DHS published the final rule in the Federal Register on July 17, 2026. It takes effect September 15, 2026.
What's Changing
Since 1979 for F-1 students (and 1985 for J-1 and most I visa holders), these nonimmigrants have been admitted to the U.S. for "duration of status" (D/S) - an open-ended period tied to however long it took to finish a program, rather than a fixed end date. The new rule scraps that framework for all three categories:
- F-1 students and J-1 exchange visitors will be admitted for the length of their specific program, capped at four years, regardless of how long the underlying degree or program actually takes.
- I visa holders (representatives of foreign media) will be admitted for up to 240 days (90 days for those with PRC passports), rather than the duration of their foreign employment.
- Anyone who needs more time will have to file an Extension of Stay (EOS) application directly with USCIS, including biometrics and a background check, rather than simply having a school or program sponsor extend their record.
- The post-completion grace period for F-1 students shrinks from 60 days to 30 days to leave the country, transfer schools, or change status.
- Graduate students will be barred from changing their educational objective or transferring schools at any point in their program, absent an exception from SEVP.
- Students who overstay their fixed admission period will begin accruing unlawful presence, exposing them to the 3- and 10-year reentry bars that apply to other visa overstays, something D/S largely shielded them from.
- There's a temporary cushion: for the first six months after the rule takes effect, F-1 and J-1 holders applying for OPT or STEM OPT get a short-term reprieve from the EOS filing requirement, and current D/S holders transition to the fixed-period system rather than being cut off immediately.
Why DHS Says This Is Necessary
In the rule's preamble, DHS argues that D/S made it too easy for immigration officers to lose track of whether F, J, and I visa holders were still doing what their visas authorized. The agency points to cases of "pay-to-stay" fraud at fake schools, students who spent decades enrolled in one program after another, and a handful of espionage and national-security cases tied to student and exchange visitor status. DHS also cited an estimate that visa overstays among students and exchange visitors run higher than most other nonimmigrant categories.
Requiring a periodic check-in with USCIS, DHS says, gives officers a real opportunity to verify someone is still maintaining status, something that rarely happens under open-ended D/S admission.
Why Critics Are Pushing Back
Higher education groups, immigration attorneys, and many of the nearly 22,000 public commenters on the proposed version of this rule have raised concerns that DHS largely didn't change course despite the volume of feedback.
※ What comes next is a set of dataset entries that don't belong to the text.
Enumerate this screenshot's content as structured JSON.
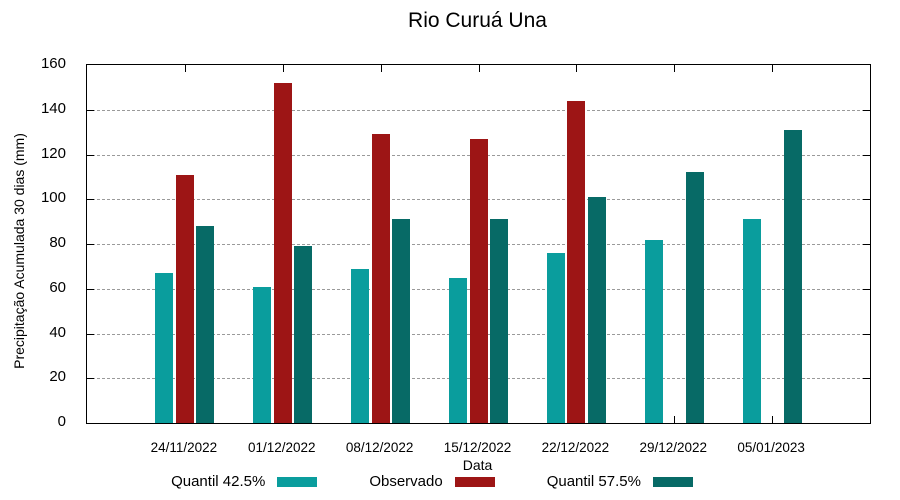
{
  "chart_data": {
    "type": "bar",
    "title": "Rio Curuá Una",
    "xlabel": "Data",
    "ylabel": "Precipitação Acumulada 30 dias (mm)",
    "categories": [
      "24/11/2022",
      "01/12/2022",
      "08/12/2022",
      "15/12/2022",
      "22/12/2022",
      "29/12/2022",
      "05/01/2023"
    ],
    "series": [
      {
        "name": "Quantil 42.5%",
        "color": "#0A9D9D",
        "values": [
          67,
          61,
          69,
          65,
          76,
          82,
          91
        ]
      },
      {
        "name": "Observado",
        "color": "#9D1515",
        "values": [
          111,
          152,
          129,
          127,
          144,
          null,
          null
        ]
      },
      {
        "name": "Quantil 57.5%",
        "color": "#076A66",
        "values": [
          88,
          79,
          91,
          91,
          101,
          112,
          131
        ]
      }
    ],
    "ylim": [
      0,
      160
    ],
    "ytick_step": 20,
    "grid": true,
    "grid_color": "#9a9a9a",
    "legend_position": "bottom",
    "axis_color": "#000000"
  }
}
Their objections include:
- Many programs simply take longer than four years - PhDs routinely run five to seven years, and students in the middle of one could be forced to file for an extension (and risk denial) mid-program.
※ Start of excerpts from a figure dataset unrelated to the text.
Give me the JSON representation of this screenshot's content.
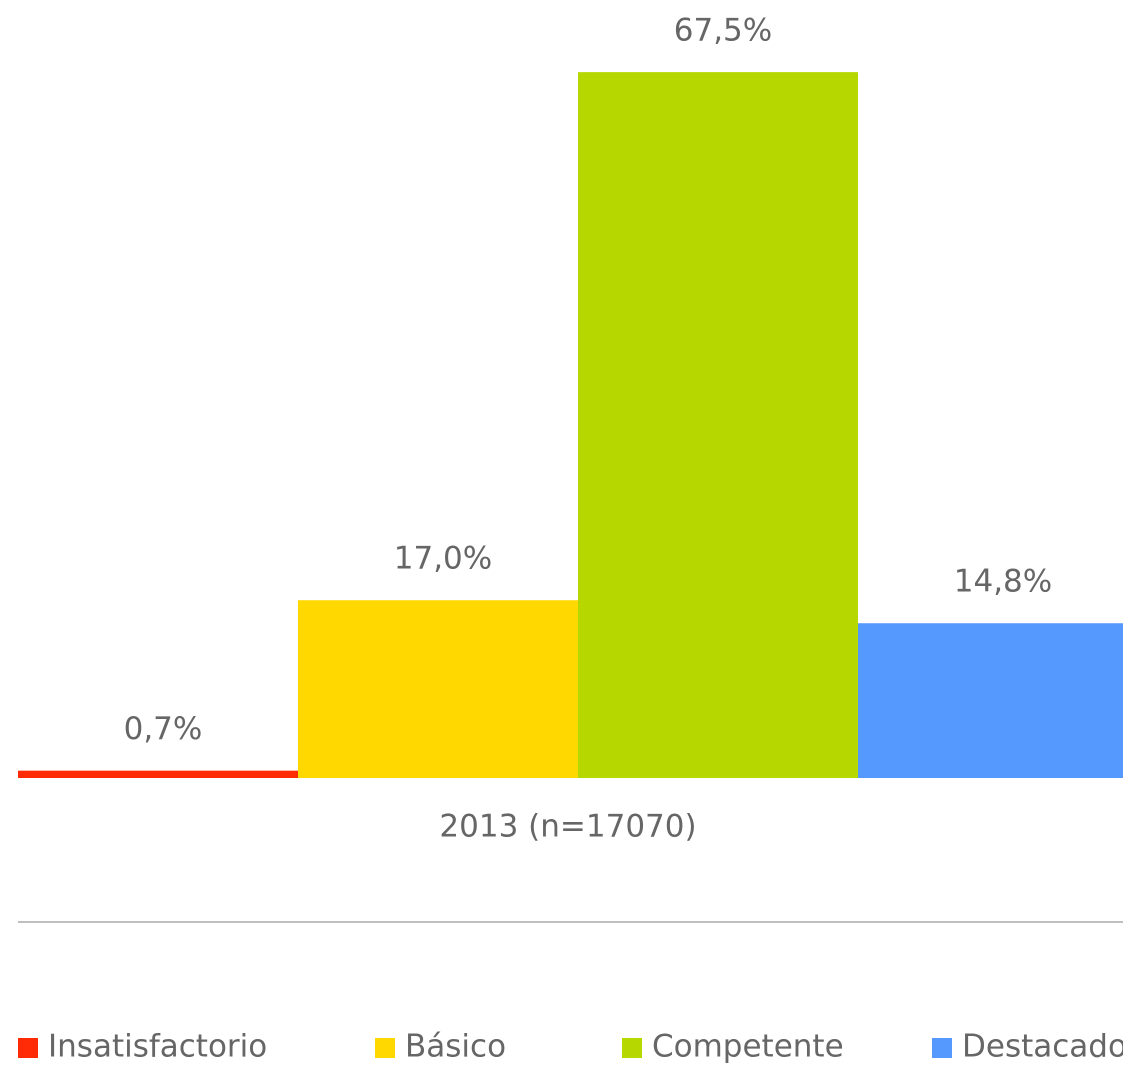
{
  "chart_data": {
    "type": "bar",
    "categories": [
      "2013 (n=17070)"
    ],
    "series": [
      {
        "name": "Insatisfactorio",
        "color": "#ff2b06",
        "values": [
          0.7
        ],
        "value_labels": [
          "0,7%"
        ]
      },
      {
        "name": "Básico",
        "color": "#ffd800",
        "values": [
          17.0
        ],
        "value_labels": [
          "17,0%"
        ]
      },
      {
        "name": "Competente",
        "color": "#b6d700",
        "values": [
          67.5
        ],
        "value_labels": [
          "67,5%"
        ]
      },
      {
        "name": "Destacado",
        "color": "#5599ff",
        "values": [
          14.8
        ],
        "value_labels": [
          "14,8%"
        ]
      }
    ],
    "ylim": [
      0,
      70
    ],
    "grid": false,
    "legend": "bottom"
  }
}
- Added cost and administrative burden for schools and program sponsors, who will need to track fixed admission dates for every student rather than relying on ongoing enrollment status.
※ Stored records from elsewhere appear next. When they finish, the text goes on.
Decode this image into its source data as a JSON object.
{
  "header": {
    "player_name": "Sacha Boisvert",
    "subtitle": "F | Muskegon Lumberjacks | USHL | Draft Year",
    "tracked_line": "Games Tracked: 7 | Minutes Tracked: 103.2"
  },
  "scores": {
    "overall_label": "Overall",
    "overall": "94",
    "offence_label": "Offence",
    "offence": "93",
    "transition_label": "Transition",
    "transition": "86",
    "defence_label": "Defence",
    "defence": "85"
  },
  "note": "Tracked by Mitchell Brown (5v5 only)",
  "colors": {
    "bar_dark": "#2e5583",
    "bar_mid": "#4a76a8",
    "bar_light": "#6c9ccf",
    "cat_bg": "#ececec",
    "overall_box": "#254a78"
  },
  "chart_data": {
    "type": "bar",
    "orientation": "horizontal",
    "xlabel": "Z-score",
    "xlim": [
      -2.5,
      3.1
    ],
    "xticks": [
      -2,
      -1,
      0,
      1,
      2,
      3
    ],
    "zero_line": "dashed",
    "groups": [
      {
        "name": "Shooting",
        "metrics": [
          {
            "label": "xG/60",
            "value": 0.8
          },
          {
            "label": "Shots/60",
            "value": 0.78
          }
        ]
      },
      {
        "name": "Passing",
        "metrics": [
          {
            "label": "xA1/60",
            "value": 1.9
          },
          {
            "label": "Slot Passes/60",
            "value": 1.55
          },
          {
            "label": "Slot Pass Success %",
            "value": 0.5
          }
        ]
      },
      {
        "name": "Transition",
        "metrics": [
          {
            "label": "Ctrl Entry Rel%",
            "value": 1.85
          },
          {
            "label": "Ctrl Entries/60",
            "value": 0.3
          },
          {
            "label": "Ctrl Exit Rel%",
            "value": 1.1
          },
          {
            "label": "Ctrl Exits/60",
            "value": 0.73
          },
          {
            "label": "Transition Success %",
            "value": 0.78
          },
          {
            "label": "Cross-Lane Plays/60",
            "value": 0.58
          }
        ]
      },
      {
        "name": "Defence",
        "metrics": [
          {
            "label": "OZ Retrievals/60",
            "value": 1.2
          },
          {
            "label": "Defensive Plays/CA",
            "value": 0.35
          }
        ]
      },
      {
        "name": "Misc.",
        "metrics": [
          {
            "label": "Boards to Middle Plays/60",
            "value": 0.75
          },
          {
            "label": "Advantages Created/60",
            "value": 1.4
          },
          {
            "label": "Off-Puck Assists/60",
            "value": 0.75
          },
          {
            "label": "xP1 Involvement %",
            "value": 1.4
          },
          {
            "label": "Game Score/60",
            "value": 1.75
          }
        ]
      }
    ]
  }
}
- USCIS processing delays could leave students in limbo while an EOS application is pending, even though the rule includes some auto-extension protections for employment authorization in that situation.
- Possible enrollment declines, an outcome DHS itself acknowledges, is a possibility in the rule's cost-benefit analysis.
What This Means If You're an F-1, J-1, or I Visa Holder
- If you're currently in the U.S. under duration of status, you won't lose status overnight; the rule includes transition provisions, but your stay will now be measured against a fixed end date once the rule takes effect.
- If your program is expected to run longer than four years, start talking to your school's international student office now about what an extension filing will look like for you.
- Budget extra time (and cost) for biometrics and USCIS processing if you'll need to file for an extension.
- If you're finishing your program soon, note the shorter 30-day window to depart, transfer, or change status (down from 60 days).
DHS and USCIS are expected to issue additional guidance before the September 15 effective date, and litigation challenging the rule is a real possibility given the volume of opposition during the comment period. We'll continue tracking developments as they come.